Defined: A financial product sold by financial institutions that is designed to accept and grow funds from an individual and then, upon annuitization, pay out a stream of payments to the individual at a later point in time. Annuities are primarily used as a means of securing a steady cash flow for an individual during their retirement years.

Multi-Year Guaranteed Annuity (MYGA)

Fixed Guaranteed interest rates for 3, 5, or 7 years

Because you can name a beneficiary on an annuity, funds can bypass probate, saving time and costs of probate to your benefit. This typically will allow a greater net amount to be passed on.


Fixed Indexed Annuities

These products have gained popularity that billions of dollars are transferred into them each year. Fixed Indexed Annuities offer a safe alternative for your investments. They offer potential for double digit returns annually and at the same time protect from any losses. At the time while having underlying guarantee of principal with an underlying guaranteed rate of return.



Immediate Annuities

A lump sum account and the insurance company guarantees a payout of principal and interest for a fixed period of time. It may also be set up as a lifetime income, that you cannot outlive. Non-qualified money will benefit from tax advantages.
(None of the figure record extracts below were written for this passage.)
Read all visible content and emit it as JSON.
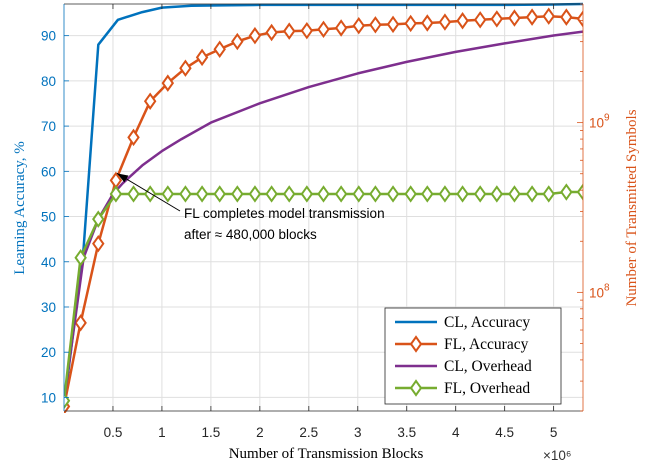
{
  "chart_data": {
    "type": "line",
    "xlabel": "Number of Transmission Blocks",
    "ylabel_left": "Learning Accuracy, %",
    "ylabel_right": "Number of Transmitted Symbols",
    "x_multiplier_label": "×10⁶",
    "xlim": [
      0,
      5.3
    ],
    "ylim_left": [
      7,
      97
    ],
    "ylim_right": [
      20000000,
      5000000000
    ],
    "right_axis_scale": "log",
    "grid": true,
    "legend_position": "bottom-right",
    "x_ticks": [
      0.5,
      1,
      1.5,
      2,
      2.5,
      3,
      3.5,
      4,
      4.5,
      5
    ],
    "x_tick_labels": [
      "0.5",
      "1",
      "1.5",
      "2",
      "2.5",
      "3",
      "3.5",
      "4",
      "4.5",
      "5"
    ],
    "y_left_ticks": [
      10,
      20,
      30,
      40,
      50,
      60,
      70,
      80,
      90
    ],
    "y_left_tick_labels": [
      "10",
      "20",
      "30",
      "40",
      "50",
      "60",
      "70",
      "80",
      "90"
    ],
    "y_right_ticks": [
      100000000,
      1000000000
    ],
    "y_right_tick_labels": [
      {
        "base": "10",
        "exp": "8"
      },
      {
        "base": "10",
        "exp": "9"
      }
    ],
    "annotation": {
      "lines": [
        "FL completes model transmission",
        "after ≈ 480,000 blocks"
      ],
      "arrow_to": [
        0.5,
        60
      ]
    },
    "series": [
      {
        "name": "CL, Accuracy",
        "axis": "left",
        "color": "#0072BD",
        "marker": "none",
        "x": [
          0,
          0.2,
          0.35,
          0.55,
          0.8,
          1.0,
          1.3,
          1.6,
          2.0,
          2.5,
          3.0,
          3.5,
          4.0,
          4.5,
          5.0,
          5.3
        ],
        "y": [
          8,
          43,
          88,
          93.5,
          95.2,
          96.2,
          96.6,
          96.7,
          96.8,
          96.8,
          96.8,
          96.8,
          96.8,
          96.8,
          96.9,
          97
        ]
      },
      {
        "name": "FL, Accuracy",
        "axis": "left",
        "color": "#D95319",
        "marker": "diamond",
        "x": [
          0,
          0.17,
          0.35,
          0.53,
          0.71,
          0.88,
          1.06,
          1.24,
          1.41,
          1.59,
          1.77,
          1.95,
          2.12,
          2.3,
          2.48,
          2.65,
          2.83,
          3.01,
          3.18,
          3.36,
          3.54,
          3.71,
          3.89,
          4.07,
          4.25,
          4.42,
          4.6,
          4.78,
          4.95,
          5.13,
          5.3
        ],
        "y": [
          8,
          26.5,
          44,
          58,
          67.5,
          75.5,
          79.5,
          82.8,
          85.2,
          87,
          88.7,
          90,
          90.7,
          91,
          91.1,
          91.4,
          91.7,
          92.2,
          92.4,
          92.5,
          92.7,
          92.8,
          93,
          93.3,
          93.5,
          93.7,
          93.9,
          94.1,
          94.3,
          94.1,
          93.7
        ]
      },
      {
        "name": "CL, Overhead",
        "axis": "right",
        "color": "#7E2F8E",
        "marker": "none",
        "x": [
          0,
          0.2,
          0.35,
          0.5,
          0.6,
          0.8,
          1.0,
          1.2,
          1.5,
          2.0,
          2.5,
          3.0,
          3.5,
          4.0,
          4.5,
          5.0,
          5.3
        ],
        "y": [
          23000000,
          160000000,
          270000000,
          380000000,
          440000000,
          560000000,
          680000000,
          800000000,
          1000000000,
          1300000000,
          1620000000,
          1950000000,
          2280000000,
          2610000000,
          2930000000,
          3260000000,
          3440000000
        ]
      },
      {
        "name": "FL, Overhead",
        "axis": "right",
        "color": "#77AC30",
        "marker": "diamond",
        "x": [
          0,
          0.17,
          0.35,
          0.53,
          0.71,
          0.88,
          1.06,
          1.24,
          1.41,
          1.59,
          1.77,
          1.95,
          2.12,
          2.3,
          2.48,
          2.65,
          2.83,
          3.01,
          3.18,
          3.36,
          3.54,
          3.71,
          3.89,
          4.07,
          4.25,
          4.42,
          4.6,
          4.78,
          4.95,
          5.13,
          5.3
        ],
        "y": [
          23000000,
          160000000,
          270000000,
          380000000,
          380000000,
          380000000,
          380000000,
          380000000,
          380000000,
          380000000,
          380000000,
          380000000,
          380000000,
          380000000,
          380000000,
          380000000,
          380000000,
          380000000,
          380000000,
          380000000,
          380000000,
          380000000,
          380000000,
          380000000,
          380000000,
          380000000,
          380000000,
          380000000,
          380000000,
          390000000,
          390000000
        ]
      }
    ]
  }
}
Guaranteed Lifetime Income Riders

Income riders have been developed in order to guarantee a lifetime of income without losing control of your principal account balance.

  • During accumulate phase, the income account can guarantee a high rate of growth compounded up to 7% annually

  • Income can be activated from this income rider account at a future date

  • Income amount if guaranteed for life, even if the annuity accumulation value goes to zero dollars, you will still have a guaranteed income for life.